On the site you mentioned yourself, [a]http://en.wikipedia.org/wiki/Selection_algorithm[/a], there's a section with "Median of Medians" in the title. That's the algorithm I was talking about.

As for the algorithm you posted, I think you're a little confused about the problem you're trying to solve. Consider these two different problems:
(1) Select the k-th smallest element
(2) Select the k smallest elements
Notice the plural in problem (2)?

Your algorithm solves problem (1). SaltyGoodness correctly points out that the runtime of your algorithm depends significantly on the ordering of the input array. Think about this: What will happen when A[PivotIndex] is the largest element? What will happen if after the first select_partition A[PivotIndex] is again the largest element among the remaining elements? You'll soon realize that your algorithm is very inefficient in the worst case (Omega(n^2), like quicksort).

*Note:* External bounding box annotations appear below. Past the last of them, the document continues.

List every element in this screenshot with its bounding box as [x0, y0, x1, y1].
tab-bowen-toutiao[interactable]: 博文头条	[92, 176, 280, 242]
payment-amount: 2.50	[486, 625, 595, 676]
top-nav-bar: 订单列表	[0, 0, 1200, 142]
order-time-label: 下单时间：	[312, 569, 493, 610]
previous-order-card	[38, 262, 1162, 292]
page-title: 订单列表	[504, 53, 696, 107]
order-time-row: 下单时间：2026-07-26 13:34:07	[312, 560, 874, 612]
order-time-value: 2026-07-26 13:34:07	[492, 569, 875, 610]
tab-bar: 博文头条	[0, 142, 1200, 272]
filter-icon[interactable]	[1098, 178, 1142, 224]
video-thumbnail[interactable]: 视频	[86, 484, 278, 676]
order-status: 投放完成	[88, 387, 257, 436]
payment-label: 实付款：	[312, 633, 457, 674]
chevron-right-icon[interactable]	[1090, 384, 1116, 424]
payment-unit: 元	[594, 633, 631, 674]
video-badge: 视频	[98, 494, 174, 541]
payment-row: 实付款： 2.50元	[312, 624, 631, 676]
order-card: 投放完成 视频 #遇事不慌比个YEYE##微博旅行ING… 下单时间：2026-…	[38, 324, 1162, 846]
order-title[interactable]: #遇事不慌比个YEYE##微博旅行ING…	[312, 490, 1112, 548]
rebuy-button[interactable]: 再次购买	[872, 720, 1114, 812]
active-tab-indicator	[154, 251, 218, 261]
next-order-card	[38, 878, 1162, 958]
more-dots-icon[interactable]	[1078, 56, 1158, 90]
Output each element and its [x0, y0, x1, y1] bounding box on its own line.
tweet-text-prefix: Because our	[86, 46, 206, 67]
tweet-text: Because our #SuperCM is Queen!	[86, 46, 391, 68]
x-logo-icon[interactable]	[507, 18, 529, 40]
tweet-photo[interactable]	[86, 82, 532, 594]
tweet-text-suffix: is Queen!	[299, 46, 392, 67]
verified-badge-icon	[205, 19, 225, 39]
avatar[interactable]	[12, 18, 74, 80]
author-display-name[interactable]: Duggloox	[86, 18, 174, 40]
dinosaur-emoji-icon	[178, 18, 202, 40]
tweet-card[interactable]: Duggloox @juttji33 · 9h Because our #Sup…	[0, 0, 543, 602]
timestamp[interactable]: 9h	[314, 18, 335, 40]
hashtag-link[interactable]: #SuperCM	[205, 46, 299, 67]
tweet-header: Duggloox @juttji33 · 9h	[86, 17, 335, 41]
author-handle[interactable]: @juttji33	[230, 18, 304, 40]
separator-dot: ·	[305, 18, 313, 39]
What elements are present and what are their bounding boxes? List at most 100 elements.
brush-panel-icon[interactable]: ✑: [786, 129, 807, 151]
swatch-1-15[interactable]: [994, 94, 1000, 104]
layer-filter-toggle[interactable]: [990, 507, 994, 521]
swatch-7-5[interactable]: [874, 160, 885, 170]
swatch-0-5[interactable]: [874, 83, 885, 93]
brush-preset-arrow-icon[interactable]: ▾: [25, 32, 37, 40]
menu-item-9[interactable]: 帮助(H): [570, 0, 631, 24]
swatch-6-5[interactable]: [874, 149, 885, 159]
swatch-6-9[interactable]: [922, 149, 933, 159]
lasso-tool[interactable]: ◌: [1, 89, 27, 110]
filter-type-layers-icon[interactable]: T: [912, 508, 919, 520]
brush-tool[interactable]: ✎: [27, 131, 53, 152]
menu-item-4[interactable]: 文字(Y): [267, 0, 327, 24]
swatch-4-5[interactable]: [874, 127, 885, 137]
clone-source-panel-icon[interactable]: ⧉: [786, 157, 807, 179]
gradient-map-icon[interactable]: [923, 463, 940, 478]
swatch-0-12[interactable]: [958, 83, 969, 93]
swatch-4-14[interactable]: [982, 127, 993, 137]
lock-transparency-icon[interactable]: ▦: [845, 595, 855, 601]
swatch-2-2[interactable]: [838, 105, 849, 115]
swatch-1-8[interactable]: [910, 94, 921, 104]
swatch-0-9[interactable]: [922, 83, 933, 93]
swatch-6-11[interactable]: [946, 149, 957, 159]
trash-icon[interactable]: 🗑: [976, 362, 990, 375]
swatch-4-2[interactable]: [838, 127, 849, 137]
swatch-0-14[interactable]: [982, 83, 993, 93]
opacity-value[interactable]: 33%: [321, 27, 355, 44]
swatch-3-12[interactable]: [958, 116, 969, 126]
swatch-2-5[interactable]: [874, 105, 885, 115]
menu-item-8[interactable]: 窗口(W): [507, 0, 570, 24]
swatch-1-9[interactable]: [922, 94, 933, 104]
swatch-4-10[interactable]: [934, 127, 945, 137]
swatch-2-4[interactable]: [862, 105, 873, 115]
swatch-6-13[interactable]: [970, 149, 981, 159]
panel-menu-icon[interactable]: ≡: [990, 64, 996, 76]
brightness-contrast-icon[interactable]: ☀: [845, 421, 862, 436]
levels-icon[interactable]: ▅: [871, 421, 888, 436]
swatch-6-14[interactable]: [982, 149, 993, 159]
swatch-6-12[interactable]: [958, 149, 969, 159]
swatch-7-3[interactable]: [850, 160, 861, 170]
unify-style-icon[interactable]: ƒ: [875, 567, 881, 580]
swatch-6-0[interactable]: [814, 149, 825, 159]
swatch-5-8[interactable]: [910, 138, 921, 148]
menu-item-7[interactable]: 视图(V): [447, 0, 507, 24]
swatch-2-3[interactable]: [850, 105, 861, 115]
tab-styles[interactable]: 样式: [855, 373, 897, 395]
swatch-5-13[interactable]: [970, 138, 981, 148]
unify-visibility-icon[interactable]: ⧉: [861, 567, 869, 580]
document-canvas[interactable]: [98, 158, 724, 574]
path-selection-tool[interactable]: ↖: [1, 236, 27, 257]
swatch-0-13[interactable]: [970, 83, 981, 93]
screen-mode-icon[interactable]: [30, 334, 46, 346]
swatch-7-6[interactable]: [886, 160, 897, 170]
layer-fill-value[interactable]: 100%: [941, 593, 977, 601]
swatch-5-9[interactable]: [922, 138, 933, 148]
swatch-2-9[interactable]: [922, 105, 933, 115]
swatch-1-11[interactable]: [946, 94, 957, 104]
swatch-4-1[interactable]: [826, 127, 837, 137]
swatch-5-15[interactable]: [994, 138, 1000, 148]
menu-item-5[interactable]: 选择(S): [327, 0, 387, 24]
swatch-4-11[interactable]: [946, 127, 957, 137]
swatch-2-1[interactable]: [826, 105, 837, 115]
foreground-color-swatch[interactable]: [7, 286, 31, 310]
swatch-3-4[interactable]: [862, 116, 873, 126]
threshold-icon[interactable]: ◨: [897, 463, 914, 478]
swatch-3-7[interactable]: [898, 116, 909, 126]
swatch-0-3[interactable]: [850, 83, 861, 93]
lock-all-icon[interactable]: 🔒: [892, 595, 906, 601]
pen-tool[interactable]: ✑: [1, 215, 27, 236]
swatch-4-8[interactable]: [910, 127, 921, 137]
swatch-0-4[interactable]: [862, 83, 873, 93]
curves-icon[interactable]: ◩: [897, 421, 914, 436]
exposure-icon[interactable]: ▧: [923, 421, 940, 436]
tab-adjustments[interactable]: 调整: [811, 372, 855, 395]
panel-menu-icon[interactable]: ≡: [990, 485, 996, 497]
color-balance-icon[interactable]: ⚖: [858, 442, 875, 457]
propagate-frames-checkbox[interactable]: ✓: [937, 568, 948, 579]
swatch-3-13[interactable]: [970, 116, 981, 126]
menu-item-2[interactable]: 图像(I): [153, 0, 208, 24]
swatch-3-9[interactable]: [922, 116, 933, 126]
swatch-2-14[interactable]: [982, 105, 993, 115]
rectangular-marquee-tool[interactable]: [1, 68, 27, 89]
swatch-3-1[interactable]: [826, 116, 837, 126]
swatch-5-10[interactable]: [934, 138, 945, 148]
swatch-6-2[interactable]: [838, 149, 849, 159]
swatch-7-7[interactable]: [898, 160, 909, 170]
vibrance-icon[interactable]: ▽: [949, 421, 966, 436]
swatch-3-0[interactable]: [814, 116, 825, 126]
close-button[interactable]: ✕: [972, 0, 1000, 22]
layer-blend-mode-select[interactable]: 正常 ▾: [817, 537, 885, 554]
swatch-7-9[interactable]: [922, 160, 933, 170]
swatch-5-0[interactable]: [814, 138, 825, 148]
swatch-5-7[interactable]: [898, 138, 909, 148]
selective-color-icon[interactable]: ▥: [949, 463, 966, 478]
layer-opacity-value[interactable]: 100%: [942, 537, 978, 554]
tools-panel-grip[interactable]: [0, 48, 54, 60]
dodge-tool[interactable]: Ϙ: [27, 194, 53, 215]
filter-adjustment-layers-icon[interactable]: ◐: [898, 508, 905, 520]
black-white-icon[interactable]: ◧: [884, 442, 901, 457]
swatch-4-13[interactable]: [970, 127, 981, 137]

But again, we weren't even talking about problem (1) yesterday. Problem (1) can be solved in linear time using the "Median of Medians" algorithm. Try groking that algorithm, as it uses a very interesting and clever technique. A simple search for "Median of Medians" on the internet will reveal more sources, though the best explanation I've seen so far is in Introduction to Algorithms by Cormen et al. Check it out in a library.

Now: The lower bound that you originally cited refers to the complexity of problem (2), and a similar technique can be used to obtain an efficient algorithm at least for k = 2.